Psikolog Seçkin, kendilerinde duygusal açlık olup olmadığını tespit edebilmek için yemeyi ertelemek gerektiğini hatırlattı. Seçkin, “Gecenin bir yarısı kendinizi buzdolabının önünde buluyor, birine sinirlenip kızdığınızda sinirinizi çatal ve kaşıktan alıyor musunuz ya da televizyon karşısında aşırı abur cubur tüketimi yaparken kendinizi bulabiliyorsanız sizi yemeğe götüren şey mide değil duygularınız. Çünkü sinirli, depresif, kaygılı, üzgün yada mutsuz hissettiğimiz de vücudumuzdaki kimyasal hormonlarımız olan serotonin ve dopamin boşalıyor” dedi.

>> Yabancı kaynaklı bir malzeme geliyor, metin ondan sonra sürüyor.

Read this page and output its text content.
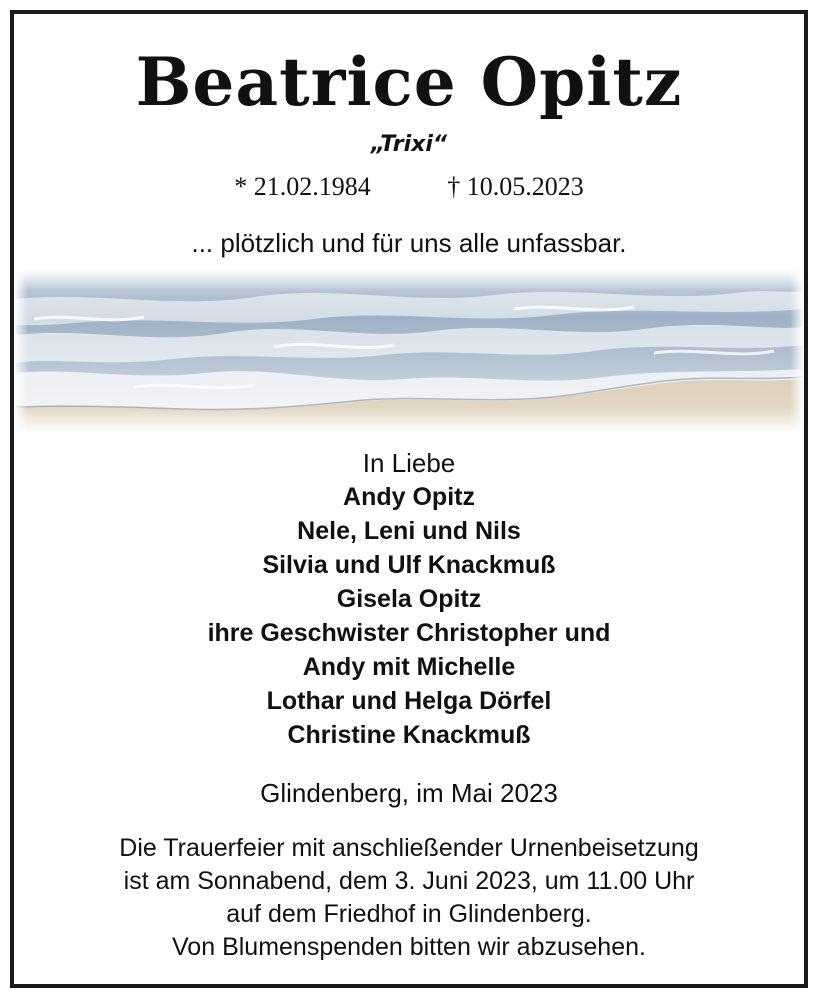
Beatrice Opitz
„Trixi“
* 21.02.1984	† 10.05.2023
... plötzlich und für uns alle unfassbar.
In Liebe
Andy Opitz
Nele, Leni und Nils
Silvia und Ulf Knackmuß
Gisela Opitz
ihre Geschwister Christopher und
Andy mit Michelle
Lothar und Helga Dörfel
Christine Knackmuß
Glindenberg, im Mai 2023
Die Trauerfeier mit anschließender Urnenbeisetzung
ist am Sonnabend, dem 3. Juni 2023, um 11.00 Uhr
auf dem Friedhof in Glindenberg.
Von Blumenspenden bitten wir abzusehen.
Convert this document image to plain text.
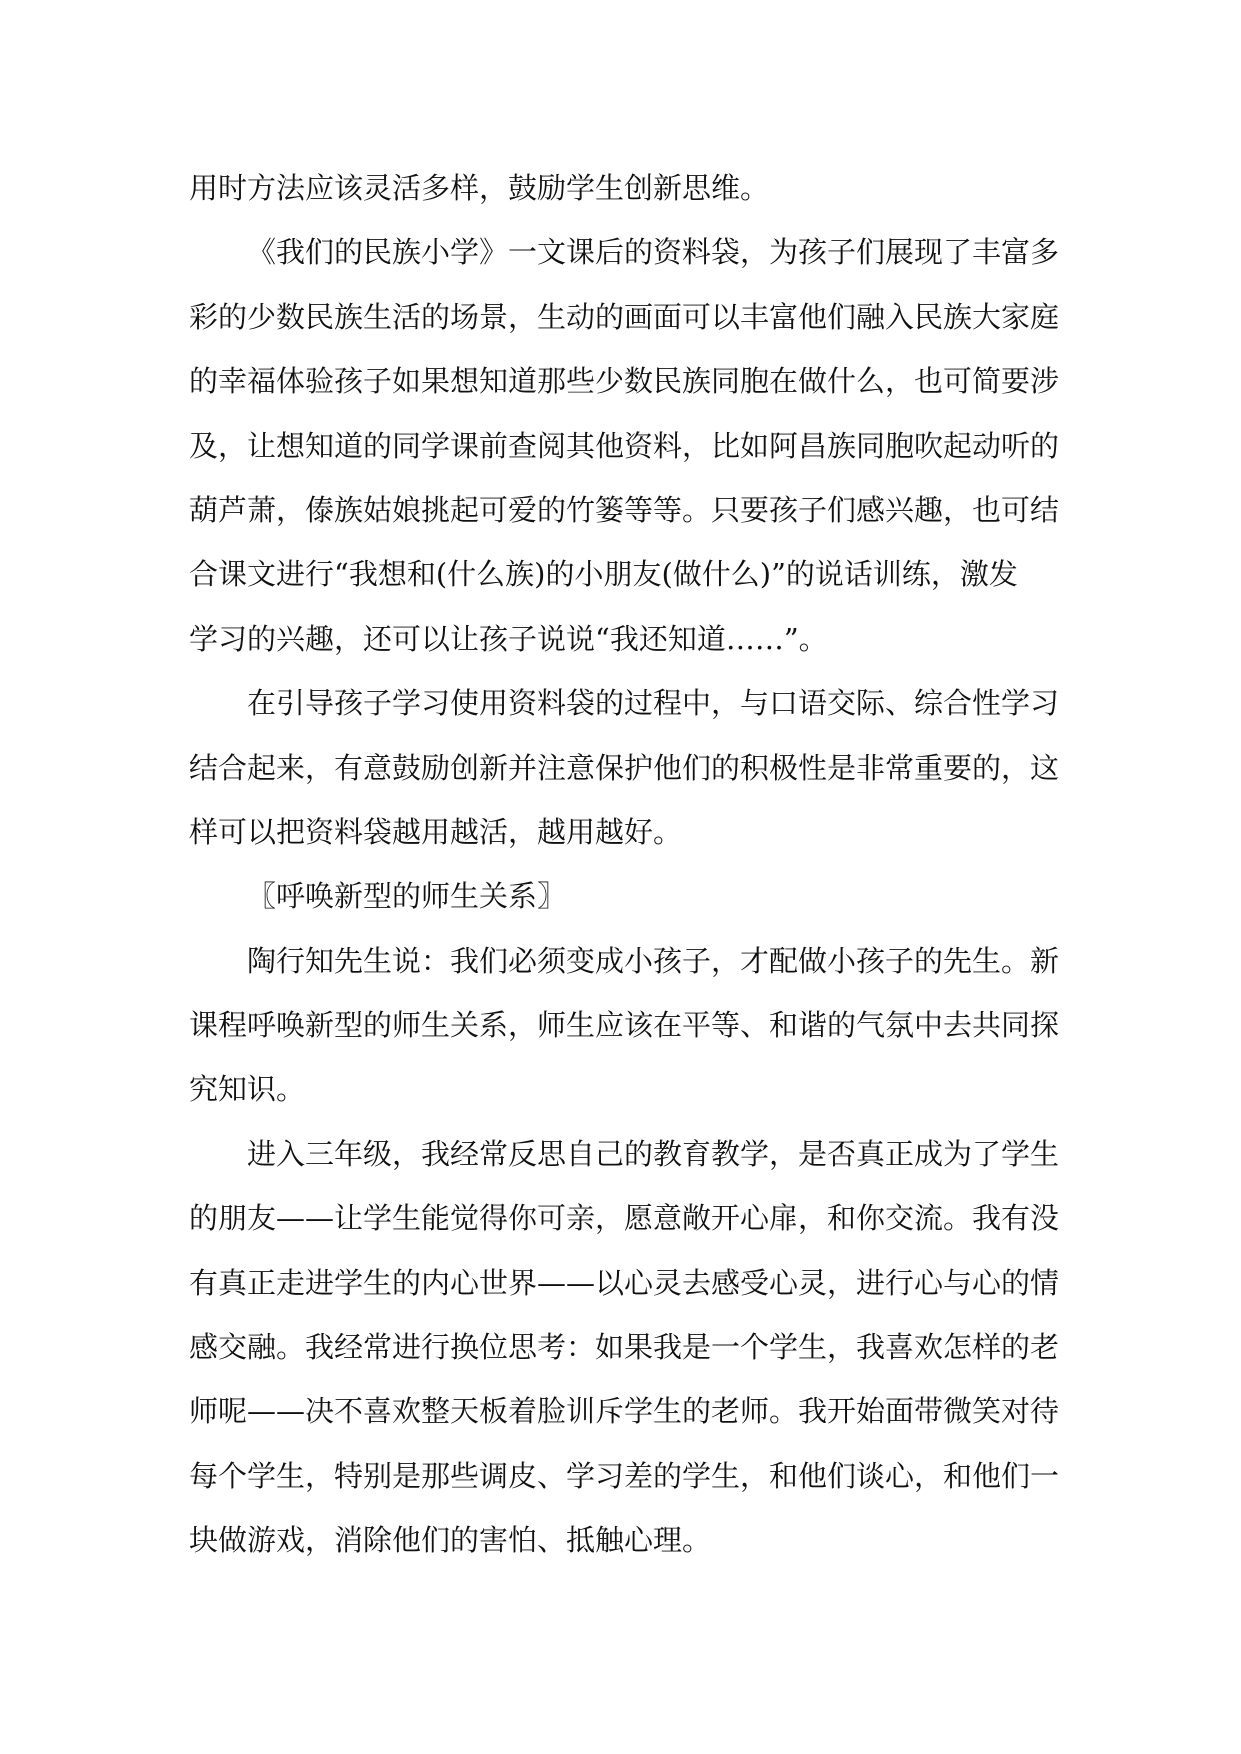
用时方法应该灵活多样，鼓励学生创新思维。
《我们的民族小学》一文课后的资料袋，为孩子们展现了丰富多
彩的少数民族生活的场景，生动的画面可以丰富他们融入民族大家庭
的幸福体验孩子如果想知道那些少数民族同胞在做什么，也可简要涉
及，让想知道的同学课前查阅其他资料，比如阿昌族同胞吹起动听的
葫芦萧，傣族姑娘挑起可爱的竹篓等等。只要孩子们感兴趣，也可结
合课文进行“我想和(什么族)的小朋友(做什么)”的说话训练，激发
学习的兴趣，还可以让孩子说说“我还知道……”。
在引导孩子学习使用资料袋的过程中，与口语交际、综合性学习
结合起来，有意鼓励创新并注意保护他们的积极性是非常重要的，这
样可以把资料袋越用越活，越用越好。
〖呼唤新型的师生关系〗
陶行知先生说：我们必须变成小孩子，才配做小孩子的先生。新
课程呼唤新型的师生关系，师生应该在平等、和谐的气氛中去共同探
究知识。
进入三年级，我经常反思自己的教育教学，是否真正成为了学生
的朋友——让学生能觉得你可亲，愿意敞开心扉，和你交流。我有没
有真正走进学生的内心世界——以心灵去感受心灵，进行心与心的情
感交融。我经常进行换位思考：如果我是一个学生，我喜欢怎样的老
师呢——决不喜欢整天板着脸训斥学生的老师。我开始面带微笑对待
每个学生，特别是那些调皮、学习差的学生，和他们谈心，和他们一
块做游戏，消除他们的害怕、抵触心理。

“Bundan dolayı kimyasal anlamda bir açık söz konusu oluyor, vücut bu açıklığı kapatmak için daha fazla şekerli, yağlı, karbonhidrat, abur cubur ve hamur işine ihtiyaç duyuluyor” diyen Seçkin, “O yüzden kişi kendini bu yiyeceklere yönelirken bulabiliyor. Sakinleştirici pilates gibi kişiyi medite eden egzersizler de duygusal açlık yaşayan kişiler için çok önerilir. Kişilerin gün içerisinde günlük tutması gerekiyor hangi duyguları yaşadıklarını ve hangi duyguları yaşarken yeme davranışı sergilediklerini fark etmeleri için en önemli adım. Yeme davranışını o an ertelemek bir süre sonra o açlık hissinin azalmaya başlamasını fark ettiğimizde aslında bunun fiziksel ve biyolojik olarak değil de duygusal açlıktan kaynaklandığını kişinin görmesi için fayda sağlıyor” ifadelerinde bulundu.